2. **Manage the drivers, not the results** — Tracking that labor ran 20% over doesn't manage anything. Understanding that recoat times were violated, conditions weren't controlled, and sequence was random—that's managing drivers.
3. **Focus analysis on root causes** — Without standard work, job costing can't isolate whether the problem was the product, the sequence, the conditions, or the technique.
4. **Reward good decision-making, not just good results** — Job costing only shows results. It can't distinguish between a crew that got lucky with weather and a crew that controlled conditions properly.

The authors put it bluntly: **"Measurement itself is inert. The impact is derived from the way it is embedded into management processes."**

That's the part Slavik, Honan, and the rest of the job costing evangelists miss entirely. The spreadsheet doesn't solve problems—it reveals symptoms. And without a system to interpret those symptoms, you're just documenting failures you can't fix.

The article goes further. They compared their Performance Management System to the Balanced Scorecard—a popular business framework that tracks multiple metrics across different aspects of a company. Their critique applies perfectly to job costing in painting:

> "While it does measure variables that are important in achieving a company's strategic objectives, it does not explicitly link them to each other or to the company's financial measurement system."

Job costing tracks labor, materials, and profit. But it doesn't link those numbers to the operational decisions that produced them. Was the high labor cost due to poor sequencing? Bad product selection? Uncontrolled conditions? Job site variables? Personal preference? Random improvisation?

Without standard work, you can't tell. The numbers float in isolation, disconnected from the physics and chemistry performed by the people who actually govern production.
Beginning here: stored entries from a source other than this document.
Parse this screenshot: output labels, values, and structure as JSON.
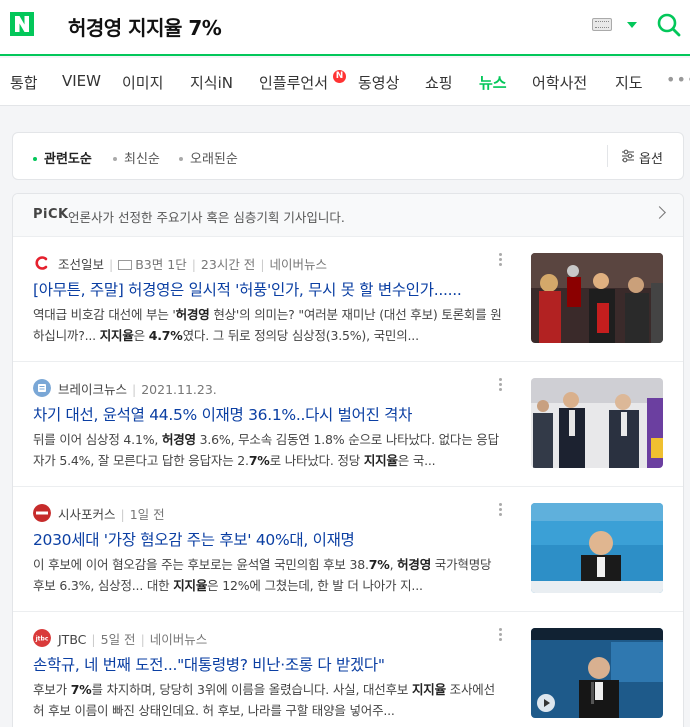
{
  "search": {
    "query": "허경영 지지율 7%"
  },
  "tabs": [
    "통합",
    "VIEW",
    "이미지",
    "지식iN",
    "인플루언서",
    "동영상",
    "쇼핑",
    "뉴스",
    "어학사전",
    "지도"
  ],
  "tab_badge": "N",
  "active_tab": "뉴스",
  "sort": {
    "items": [
      "관련도순",
      "최신순",
      "오래된순"
    ],
    "active": "관련도순",
    "options_label": "옵션"
  },
  "pick": {
    "logo": "PiCK",
    "text": "언론사가 선정한 주요기사 혹은 심층기획 기사입니다."
  },
  "articles": [
    {
      "press": "조선일보",
      "meta2": "B3면 1단",
      "time": "23시간 전",
      "portal": "네이버뉴스",
      "title": "[아무튼, 주말] 허경영은 일시적 '허풍'인가, 무시 못 할 변수인가......",
      "desc_parts": [
        "역대급 비호감 대선에 부는 '",
        "허경영",
        " 현상'의 의미는? \"여러분 재미난 (대선 후보) 토론회를 원하십니까?... ",
        "지지율",
        "은 ",
        "4.7%",
        "였다. 그 뒤로 정의당 심상정(3.5%), 국민의..."
      ],
      "icon_color": "#e5212e"
    },
    {
      "press": "브레이크뉴스",
      "time": "2021.11.23.",
      "title": "차기 대선, 윤석열 44.5% 이재명 36.1%..다시 벌어진 격차",
      "desc_parts": [
        "뒤를 이어 심상정 4.1%, ",
        "허경영",
        " 3.6%, 무소속 김동연 1.8% 순으로 나타났다. 없다는 응답자가 5.4%, 잘 모른다고 답한 응답자는 2.",
        "7%",
        "로 나타났다. 정당 ",
        "지지율",
        "은 국..."
      ],
      "icon_color": "#7aa7d6"
    },
    {
      "press": "시사포커스",
      "time": "1일 전",
      "title": "2030세대 '가장 혐오감 주는 후보' 40%대, 이재명",
      "desc_parts": [
        "이 후보에 이어 혐오감을 주는 후보로는 윤석열 국민의힘 후보 38.",
        "7%",
        ", ",
        "허경영",
        " 국가혁명당 후보 6.3%, 심상정... 대한 ",
        "지지율",
        "은 12%에 그쳤는데, 한 발 더 나아가 지..."
      ],
      "icon_color": "#c62b2b"
    },
    {
      "press": "JTBC",
      "time": "5일 전",
      "portal": "네이버뉴스",
      "title": "손학규, 네 번째 도전...\"대통령병? 비난·조롱 다 받겠다\"",
      "desc_parts": [
        "후보가 ",
        "7%",
        "를 차지하며, 당당히 3위에 이름을 올렸습니다. 사실, 대선후보 ",
        "지지율",
        " 조사에선 허 후보 이름이 빠진 상태인데요. 허 후보, 나라를 구할 태양을 넣어주..."
      ],
      "icon_color": "#d93a3a",
      "icon_text": "jtbc"
    }
  ],
  "colors": {
    "brand": "#03c75a",
    "title": "#0b3fa3"
  }
}
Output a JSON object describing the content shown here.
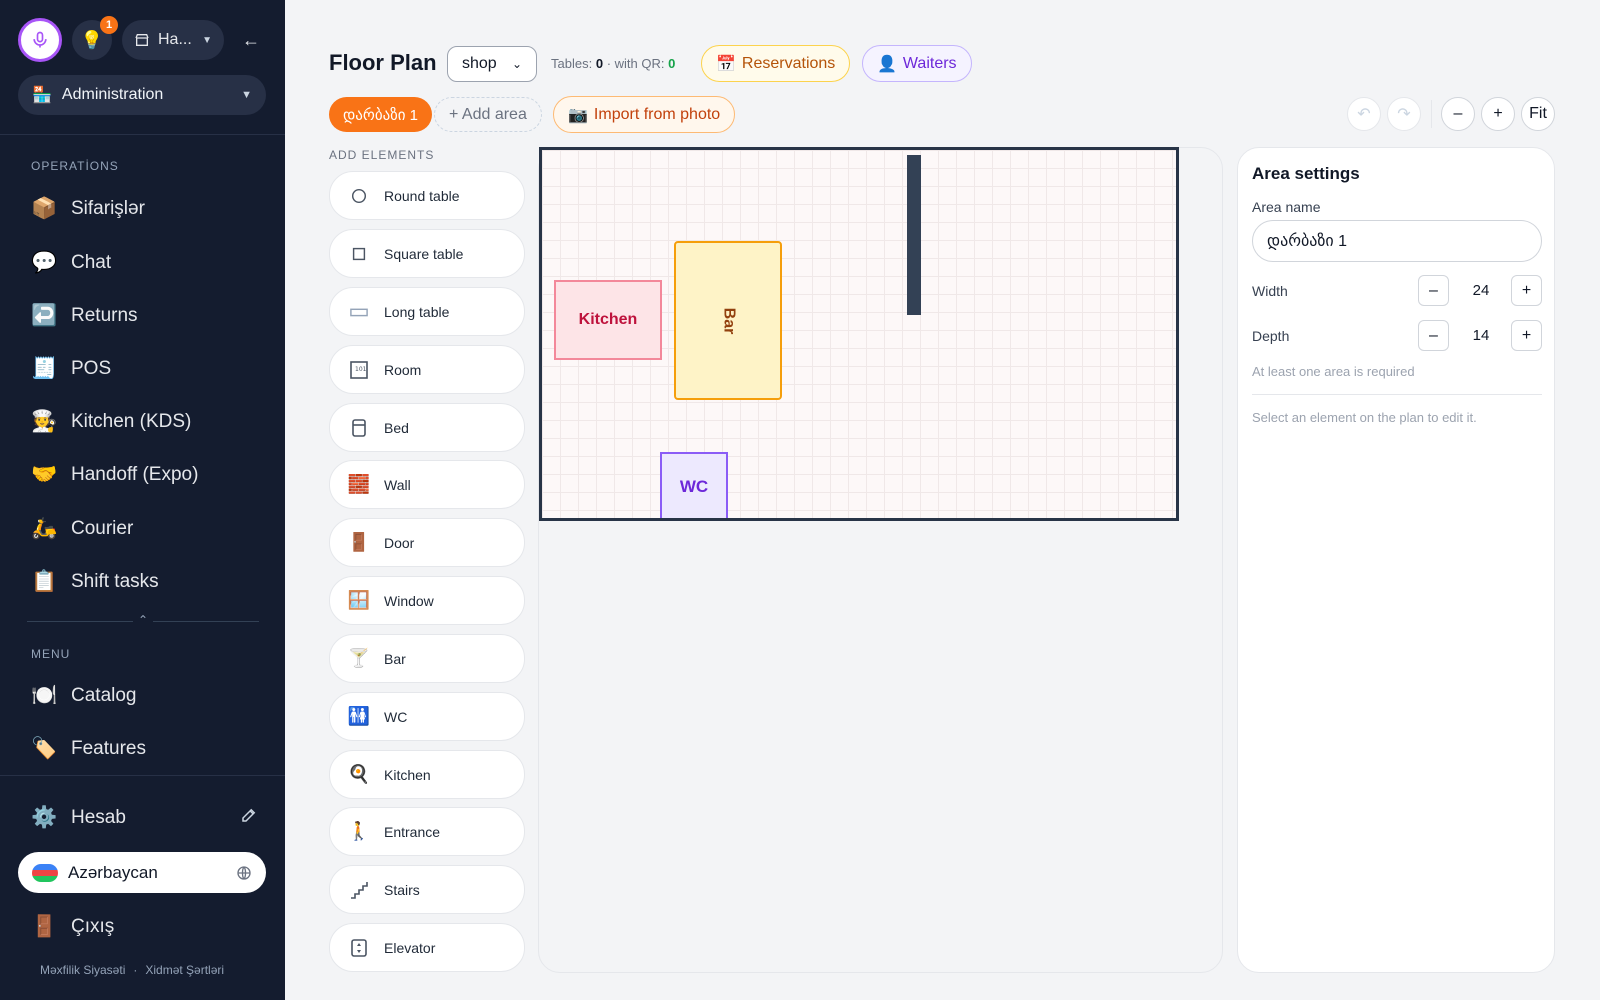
{
  "sidebar": {
    "store_label": "Ha...",
    "notification_count": "1",
    "admin_select": "Administration",
    "operations_heading": "OPERATİONS",
    "operations": [
      {
        "icon": "📦",
        "label": "Sifarişlər"
      },
      {
        "icon": "💬",
        "label": "Chat"
      },
      {
        "icon": "↩️",
        "label": "Returns"
      },
      {
        "icon": "🧾",
        "label": "POS"
      },
      {
        "icon": "🧑‍🍳",
        "label": "Kitchen (KDS)"
      },
      {
        "icon": "🤝",
        "label": "Handoff (Expo)"
      },
      {
        "icon": "🛵",
        "label": "Courier"
      },
      {
        "icon": "📋",
        "label": "Shift tasks"
      }
    ],
    "menu_heading": "MENU",
    "menu": [
      {
        "icon": "🍽️",
        "label": "Catalog"
      },
      {
        "icon": "🏷️",
        "label": "Features"
      }
    ],
    "account": {
      "icon": "⚙️",
      "label": "Hesab"
    },
    "language": "Azərbaycan",
    "logout": {
      "icon": "🚪",
      "label": "Çıxış"
    },
    "footer_privacy": "Məxfilik Siyasəti",
    "footer_sep": "·",
    "footer_terms": "Xidmət Şərtləri"
  },
  "header": {
    "title": "Floor Plan",
    "shop_value": "shop",
    "tables_label": "Tables:",
    "tables_count": "0",
    "qr_label": "· with QR:",
    "qr_count": "0",
    "reservations_icon": "📅",
    "reservations_label": "Reservations",
    "waiters_icon": "👤",
    "waiters_label": "Waiters"
  },
  "areas": {
    "active_tab": "დარბაზი 1",
    "add_area": "+ Add area",
    "import_icon": "📷",
    "import_label": "Import from photo"
  },
  "zoom": {
    "undo": "↶",
    "redo": "↷",
    "zoom_out": "–",
    "zoom_in": "+",
    "fit": "Fit"
  },
  "elements": {
    "heading": "ADD ELEMENTS",
    "items": [
      {
        "icon": "round-table-icon",
        "label": "Round table"
      },
      {
        "icon": "square-table-icon",
        "label": "Square table"
      },
      {
        "icon": "long-table-icon",
        "label": "Long table"
      },
      {
        "icon": "room-icon",
        "label": "Room"
      },
      {
        "icon": "bed-icon",
        "label": "Bed"
      },
      {
        "icon": "🧱",
        "label": "Wall"
      },
      {
        "icon": "🚪",
        "label": "Door"
      },
      {
        "icon": "🪟",
        "label": "Window"
      },
      {
        "icon": "🍸",
        "label": "Bar"
      },
      {
        "icon": "🚻",
        "label": "WC"
      },
      {
        "icon": "🍳",
        "label": "Kitchen"
      },
      {
        "icon": "🚶",
        "label": "Entrance"
      },
      {
        "icon": "stairs-icon",
        "label": "Stairs"
      },
      {
        "icon": "elevator-icon",
        "label": "Elevator"
      }
    ]
  },
  "plan": {
    "kitchen_label": "Kitchen",
    "bar_label": "Bar",
    "wc_label": "WC"
  },
  "settings": {
    "title": "Area settings",
    "name_label": "Area name",
    "name_value": "დარბაზი 1",
    "width_label": "Width",
    "width_value": "24",
    "depth_label": "Depth",
    "depth_value": "14",
    "minus": "–",
    "plus": "+",
    "note": "At least one area is required",
    "hint": "Select an element on the plan to edit it."
  },
  "colors": {
    "sidebar_bg": "#141c2f",
    "accent_orange": "#f97316",
    "accent_purple": "#a855f7"
  }
}
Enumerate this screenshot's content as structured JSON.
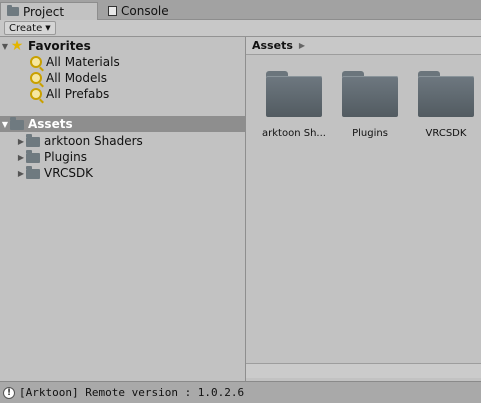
{
  "tabs": [
    {
      "label": "Project",
      "icon": "folder-icon"
    },
    {
      "label": "Console",
      "icon": "console-icon"
    }
  ],
  "toolbar": {
    "create_label": "Create"
  },
  "tree": {
    "favorites": {
      "label": "Favorites",
      "items": [
        "All Materials",
        "All Models",
        "All Prefabs"
      ]
    },
    "assets": {
      "label": "Assets",
      "children": [
        "arktoon Shaders",
        "Plugins",
        "VRCSDK"
      ]
    }
  },
  "browser": {
    "breadcrumb": "Assets",
    "items": [
      "arktoon Sh...",
      "Plugins",
      "VRCSDK"
    ]
  },
  "status": {
    "message": "[Arktoon] Remote version : 1.0.2.6"
  },
  "colors": {
    "selection": "#8e8e8e",
    "folder": "#6e7880"
  }
}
The authors identified this as a "scorecard" problem:

> "While it focuses on measures across four critical aspects of business positioning, it does not focus on how to achieve those results... A tennis player who watched the scoreboard intently, instead of the ball, the court, and the opponent, would not win a game, much less a match, no matter how well designed the scoreboard."

Job costing is watching the scoreboard instead of playing the game.

Here's what makes this particularly damning: the authors explicitly warn against exactly what the painting industry is doing. They call out systems that "focus narrowly on financial measures and results, rather than on the real drivers of business decisions."

That's job costing in a single sentence.

They explain why this fails: **"Without this shift, performance measurement is a marginal activity."**&#x20;

Translation: if you're measuring results without understanding and controlling the operational drivers that produce those results, you're wasting your time.

The irony is almost too perfect. Management consultants published this critique in 1995. They identified the exact failure mode that defines modern painting business advice. Thirty years later, the industry continues to promote the same flawed approach to contractors.

Job costing isn't new wisdom. It's old failure.

The solution the 1995 article proposed: **"Create a business model that explicitly links operating decisions to financial performance."** In painting, that means:

* Define standard work (the sequence, tools, conditions, and methods)
* Execute the standard consistently across crews
* Use job costing to verify adherence to the standard
* Treat deviations as signals requiring investigation

This is the correct order. Standard work comes first. Measurement comes second. Without that foundation, job costing is just expensive documentation of randomness.

Slavik claims job costing can "solve almost any problem or friction point you have in your business." Management experts explained 30 years ago why that's impossible. **Measurement reveals problems. Systems solve them.**

The painting industry is still trying to manage by staring at the scoreboard.

It should be understood that job costing without standards is not only ineffective but also a documented failure mode, which business consultants identified and solved in 1995.